Se cerchiamo di consolarla in qualche modo o anche solo a toccarla o offrirle il ciuccio o il suo pupazzo, inizia a contorcersi, dimenarsi, inarcarsi, lanciare tutto quello che le arriva a portata di mano, anche le solite cose, urlando disperatamente, il tutto ad occhi chiusi.

Visto che non riusciamo a calmarla in nessun modo la trasferiamo sul divano. Dopo una decina di minuti o più, lentamente si calma, si mette da sola il ciuccio, riprende il pupazzo e si riaddormenta.

Può trattarsi di pavor? Oppure cosa può essere? Lei non ha mai avuto alcun problema di sonno, da quando aveva 4 mesi dorme 11 o 12 ore per notte addormentandosi da sola e gestendosi da sola i suoi risvegli con l’aiuto di ciuccio e pupazzi.

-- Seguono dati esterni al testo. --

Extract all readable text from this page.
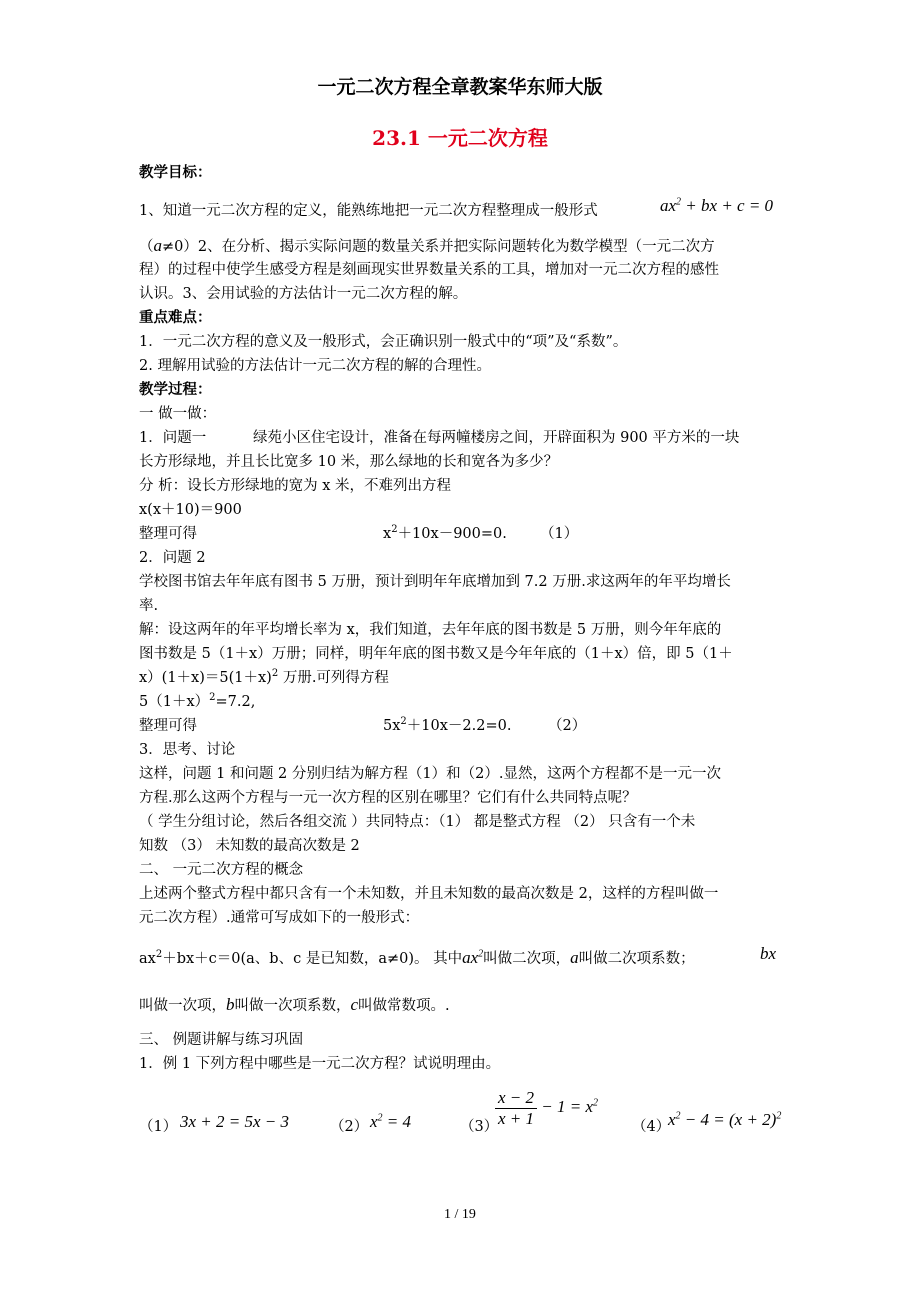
一元二次方程全章教案华东师大版
23.1 一元二次方程
教学目标：
1、知道一元二次方程的定义，能熟练地把一元二次方程整理成一般形式	$ax^2$ + bx + c = 0
（a≠0）2、在分析、揭示实际问题的数量关系并把实际问题转化为数学模型（一元二次方
程）的过程中使学生感受方程是刻画现实世界数量关系的工具，增加对一元二次方程的感性
认识。3、会用试验的方法估计一元二次方程的解。
重点难点：
1．一元二次方程的意义及一般形式，会正确识别一般式中的“项”及“系数”。
2. 理解用试验的方法估计一元二次方程的解的合理性。
教学过程：
一 做一做：
1．问题一	绿苑小区住宅设计，准备在每两幢楼房之间，开辟面积为 900 平方米的一块
长方形绿地，并且长比宽多 10 米，那么绿地的长和宽各为多少？
分 析：设长方形绿地的宽为 x 米，不难列出方程
x(x＋10)＝900
整理可得	$x^2+10x-900=0$. （1）
2．问题 2
学校图书馆去年年底有图书 5 万册，预计到明年年底增加到 7.2 万册.求这两年的年平均增长
率.
解：设这两年的年平均增长率为 x，我们知道，去年年底的图书数是 5 万册，则今年年底的
图书数是 5（1＋x）万册；同样，明年年底的图书数又是今年年底的（1＋x）倍，即 5（1＋
$x)(1+x)=5(1+x)^2$ 万册.可列得方程
$5(1+x)^2=7.2$,
整理可得	$5x^2+10x-2.2=0$.	（2）
3．思考、讨论
这样，问题 1 和问题 2 分别归结为解方程（1）和（2）.显然，这两个方程都不是一元一次
方程.那么这两个方程与一元一次方程的区别在哪里？它们有什么共同特点呢？
（ 学生分组讨论，然后各组交流 ）共同特点：（1） 都是整式方程 （2） 只含有一个未
知数 （3） 未知数的最高次数是 2
二、 一元二次方程的概念
上述两个整式方程中都只含有一个未知数，并且未知数的最高次数是 2，这样的方程叫做一
元二次方程）.通常可写成如下的一般形式：
$ax^2+bx+c=0(a$、b、c 是已知数，a≠0)。 其中$ax^2$叫做二次项，a叫做二次项系数；	bx
叫做一次项，b叫做一次项系数，c叫做常数项。.
三、 例题讲解与练习巩固
1．例 1 下列方程中哪些是一元二次方程？试说明理由。
（1） 3x + 2 = 5x − 3	（2） $x^2 = 4$	（3）
$\frac{x - 2}{x + 1} - 1 = x^2$
（4）
$x^2 - 4 = (x + 2)^2$
1 / 19
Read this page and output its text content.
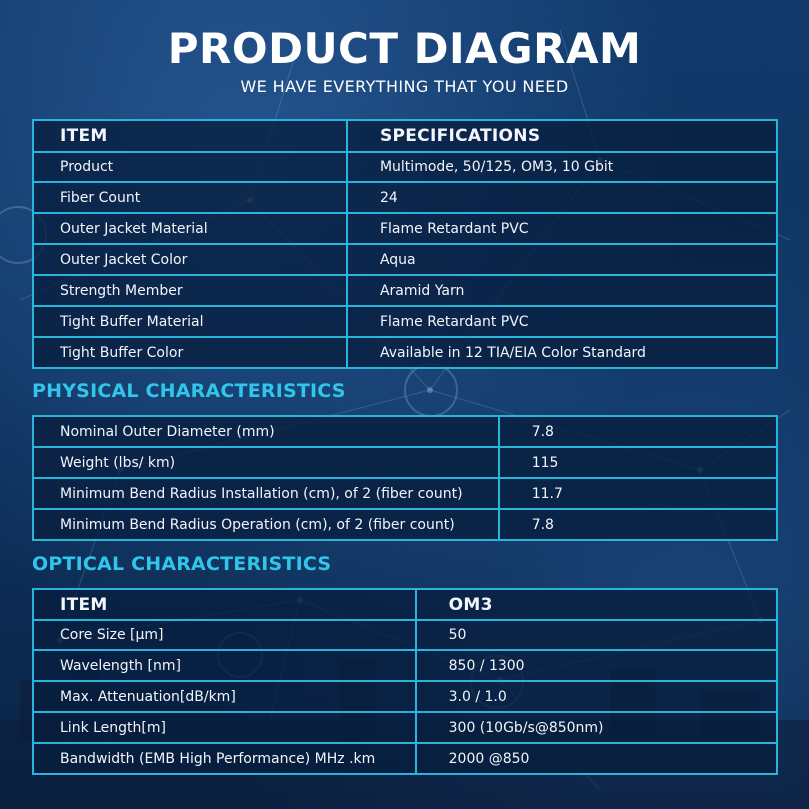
PRODUCT DIAGRAM
WE HAVE EVERYTHING THAT YOU NEED
ITEM	SPECIFICATIONS
Product	Multimode, 50/125, OM3, 10 Gbit
Fiber Count	24
Outer Jacket Material	Flame Retardant PVC
Outer Jacket Color	Aqua
Strength Member	Aramid Yarn
Tight Buffer Material	Flame Retardant PVC
Tight Buffer Color	Available in 12 TIA/EIA Color Standard
PHYSICAL CHARACTERISTICS
Nominal Outer Diameter (mm)	7.8
Weight (lbs/ km)	115
Minimum Bend Radius Installation (cm), of 2 (fiber count)	11.7
Minimum Bend Radius Operation (cm), of 2 (fiber count)	7.8
OPTICAL CHARACTERISTICS
ITEM	OM3
Core Size [µm]	50
Wavelength [nm]	850 / 1300
Max. Attenuation[dB/km]	3.0 / 1.0
Link Length[m]	300 (10Gb/s@850nm)
Bandwidth (EMB High Performance) MHz .km	2000 @850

Ha avuto un paio di mesi fa due episodi del genere durante la notte, poi più nulla fino ad ora.

Grazie.


Sì, potrebbero essere episodi di pavor, benché a quell’ora del mattino, di solito, il sonno è caratterizzato da lunghe e frequenti fasi rem, durante le quali si formano i sogni: il dubbio è, quindi, che si tratti di incubi, ma se la bimba non si sveglia del tutto quando si agita e soprattutto se la trovi sudata, con un tono muscolare normale e non ridotto e con una frequenza cardiaca accelerata, è più probabile che siano episodi di pavor, per i quali, come ho già spiegato altre volte, non c’è nulla da fare se non vegliare e controllare che non si faccia male cadendo dal letto o assumendo posizioni viziate.

Se è stata inserita all’asilo potrebbe avere un po’ di ansia da metabolizzare.